According to Romualdez, these two bills are the proposed Philippine Salt Industry Development Act and the Bureau of Immigration Modernization Act, adding that their approval would bring the total number of approved measures to 33 out of the 42 bills in the Ledac list.
Meanwhile, three other Ledac priority bills, namely the Natural Gas Industry Enabling Law, National Employment Action Plan, and Philippine Ecosystem and Natural Capital Accounting System Bill, are also scheduled for second-reading approval before the session break.
Romualdez said the draft Philippine Salt Industry Development Act seeks to revive the dying salt industry in the country, highlighting the need to assist salt farmers through “training, technology, and funding to increase their produce, and in marketing it.”
The bill’s provisions include “the creation of the Philippine Salt Industry Development Council and the formulation of a Philippine salt industry roadmap.

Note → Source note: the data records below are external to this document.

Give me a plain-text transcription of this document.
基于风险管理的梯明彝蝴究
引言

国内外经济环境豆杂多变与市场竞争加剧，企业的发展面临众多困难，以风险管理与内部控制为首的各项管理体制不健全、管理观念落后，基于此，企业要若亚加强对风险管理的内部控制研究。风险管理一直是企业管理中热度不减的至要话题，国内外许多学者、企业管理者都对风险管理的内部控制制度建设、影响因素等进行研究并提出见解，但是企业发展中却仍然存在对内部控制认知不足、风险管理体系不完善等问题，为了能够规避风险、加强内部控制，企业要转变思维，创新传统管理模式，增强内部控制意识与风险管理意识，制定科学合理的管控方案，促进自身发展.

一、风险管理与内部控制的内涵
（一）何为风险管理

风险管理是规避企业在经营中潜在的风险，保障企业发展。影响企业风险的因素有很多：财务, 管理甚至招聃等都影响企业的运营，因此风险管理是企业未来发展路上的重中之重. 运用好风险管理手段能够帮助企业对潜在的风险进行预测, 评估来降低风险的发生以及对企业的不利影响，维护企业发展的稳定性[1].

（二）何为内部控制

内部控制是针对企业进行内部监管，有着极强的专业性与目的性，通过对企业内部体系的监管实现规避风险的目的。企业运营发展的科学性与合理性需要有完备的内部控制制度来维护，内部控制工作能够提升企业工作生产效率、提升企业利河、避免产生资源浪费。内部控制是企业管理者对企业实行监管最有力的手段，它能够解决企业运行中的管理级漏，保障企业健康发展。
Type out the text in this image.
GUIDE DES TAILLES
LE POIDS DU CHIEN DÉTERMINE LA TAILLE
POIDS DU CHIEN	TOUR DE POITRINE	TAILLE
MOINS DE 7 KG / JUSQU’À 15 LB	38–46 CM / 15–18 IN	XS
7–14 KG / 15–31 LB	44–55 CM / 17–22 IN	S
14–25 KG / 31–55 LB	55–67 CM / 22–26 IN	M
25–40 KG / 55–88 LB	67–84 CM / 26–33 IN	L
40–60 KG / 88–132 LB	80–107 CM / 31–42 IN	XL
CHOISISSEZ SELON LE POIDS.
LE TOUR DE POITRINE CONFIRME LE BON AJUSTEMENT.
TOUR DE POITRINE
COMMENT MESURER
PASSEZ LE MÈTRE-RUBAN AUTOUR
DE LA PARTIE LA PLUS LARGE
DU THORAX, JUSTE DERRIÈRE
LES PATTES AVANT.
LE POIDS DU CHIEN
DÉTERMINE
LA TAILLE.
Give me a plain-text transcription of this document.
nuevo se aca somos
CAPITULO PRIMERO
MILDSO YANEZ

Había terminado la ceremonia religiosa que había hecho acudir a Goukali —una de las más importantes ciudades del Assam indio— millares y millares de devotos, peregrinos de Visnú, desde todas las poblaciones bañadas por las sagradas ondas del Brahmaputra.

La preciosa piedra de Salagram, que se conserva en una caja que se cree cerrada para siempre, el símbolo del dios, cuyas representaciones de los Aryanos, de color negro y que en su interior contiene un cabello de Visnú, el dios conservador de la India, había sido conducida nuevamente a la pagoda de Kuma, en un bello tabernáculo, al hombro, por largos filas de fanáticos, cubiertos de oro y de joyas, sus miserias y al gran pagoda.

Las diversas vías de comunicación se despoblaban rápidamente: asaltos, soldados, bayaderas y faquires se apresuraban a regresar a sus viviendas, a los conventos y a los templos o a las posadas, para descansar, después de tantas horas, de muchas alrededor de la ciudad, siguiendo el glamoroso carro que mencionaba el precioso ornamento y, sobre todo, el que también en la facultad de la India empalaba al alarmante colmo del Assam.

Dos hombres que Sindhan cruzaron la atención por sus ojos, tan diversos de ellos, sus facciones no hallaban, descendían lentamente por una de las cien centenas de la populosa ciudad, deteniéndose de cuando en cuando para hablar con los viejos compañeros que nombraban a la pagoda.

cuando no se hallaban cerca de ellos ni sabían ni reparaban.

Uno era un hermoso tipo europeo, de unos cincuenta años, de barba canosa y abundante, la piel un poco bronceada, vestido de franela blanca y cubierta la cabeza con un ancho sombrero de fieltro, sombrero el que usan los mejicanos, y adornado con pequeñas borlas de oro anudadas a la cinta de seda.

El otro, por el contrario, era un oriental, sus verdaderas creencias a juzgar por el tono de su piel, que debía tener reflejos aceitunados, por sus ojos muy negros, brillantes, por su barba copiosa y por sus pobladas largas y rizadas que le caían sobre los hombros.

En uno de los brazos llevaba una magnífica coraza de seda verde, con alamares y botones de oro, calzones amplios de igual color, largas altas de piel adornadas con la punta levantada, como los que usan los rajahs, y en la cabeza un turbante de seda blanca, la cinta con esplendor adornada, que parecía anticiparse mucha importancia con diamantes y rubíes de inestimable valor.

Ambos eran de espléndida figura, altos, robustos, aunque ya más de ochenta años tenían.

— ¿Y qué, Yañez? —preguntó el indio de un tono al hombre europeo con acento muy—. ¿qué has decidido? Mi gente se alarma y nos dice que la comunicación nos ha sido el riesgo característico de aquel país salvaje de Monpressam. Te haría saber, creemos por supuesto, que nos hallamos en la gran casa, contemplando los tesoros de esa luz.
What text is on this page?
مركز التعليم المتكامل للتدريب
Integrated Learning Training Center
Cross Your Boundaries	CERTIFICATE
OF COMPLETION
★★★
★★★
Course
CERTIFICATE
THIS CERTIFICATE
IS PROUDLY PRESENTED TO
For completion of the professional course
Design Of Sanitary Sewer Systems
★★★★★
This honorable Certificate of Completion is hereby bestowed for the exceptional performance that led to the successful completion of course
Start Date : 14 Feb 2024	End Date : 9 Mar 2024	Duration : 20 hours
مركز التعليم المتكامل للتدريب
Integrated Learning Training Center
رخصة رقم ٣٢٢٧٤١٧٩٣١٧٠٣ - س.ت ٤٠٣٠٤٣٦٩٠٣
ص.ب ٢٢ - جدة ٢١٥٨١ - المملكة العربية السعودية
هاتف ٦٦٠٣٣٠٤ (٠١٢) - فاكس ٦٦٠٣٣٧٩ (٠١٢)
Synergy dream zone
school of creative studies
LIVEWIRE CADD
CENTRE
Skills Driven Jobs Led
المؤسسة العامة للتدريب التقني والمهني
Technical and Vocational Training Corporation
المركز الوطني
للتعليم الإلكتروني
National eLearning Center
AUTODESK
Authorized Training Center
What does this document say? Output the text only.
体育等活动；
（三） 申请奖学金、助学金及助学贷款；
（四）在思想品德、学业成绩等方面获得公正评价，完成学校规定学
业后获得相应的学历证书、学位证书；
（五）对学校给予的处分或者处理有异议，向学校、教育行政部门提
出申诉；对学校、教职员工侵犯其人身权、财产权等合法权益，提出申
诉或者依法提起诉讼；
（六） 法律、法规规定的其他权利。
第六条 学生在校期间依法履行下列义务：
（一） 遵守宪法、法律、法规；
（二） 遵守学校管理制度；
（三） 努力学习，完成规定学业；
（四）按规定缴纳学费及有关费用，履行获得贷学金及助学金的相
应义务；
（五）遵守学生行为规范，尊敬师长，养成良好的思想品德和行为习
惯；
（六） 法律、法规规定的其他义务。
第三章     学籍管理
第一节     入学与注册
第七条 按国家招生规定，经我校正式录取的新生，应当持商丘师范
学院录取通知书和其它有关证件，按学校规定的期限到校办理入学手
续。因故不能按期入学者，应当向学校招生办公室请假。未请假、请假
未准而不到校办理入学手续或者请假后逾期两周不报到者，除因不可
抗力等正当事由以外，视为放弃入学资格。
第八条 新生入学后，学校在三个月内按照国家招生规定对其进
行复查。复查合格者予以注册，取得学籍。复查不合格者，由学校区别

It designates the Department of Agriculture, through its Bureau of Fisheries and Aquatic Resources (BFAR), as the lead agency in reviving and developing the salt industry,” he said
On the other hand, the Bureau of Immigration Modernization Act aims to update the 83-year-old immigration law, Commonwealth Act No. 613, or the Philippine Immigration Act of 1940.
“The bill aims to modernize and streamline our immigration system to encourage international tourism and foreign investments that would boost the economy,” Romualdez said.
He added that it would refresh the country’s immigration law and cover cross-border crimes, including smuggling, illegal recruitment, and human trafficking, and would update immigration personnel’s compensation.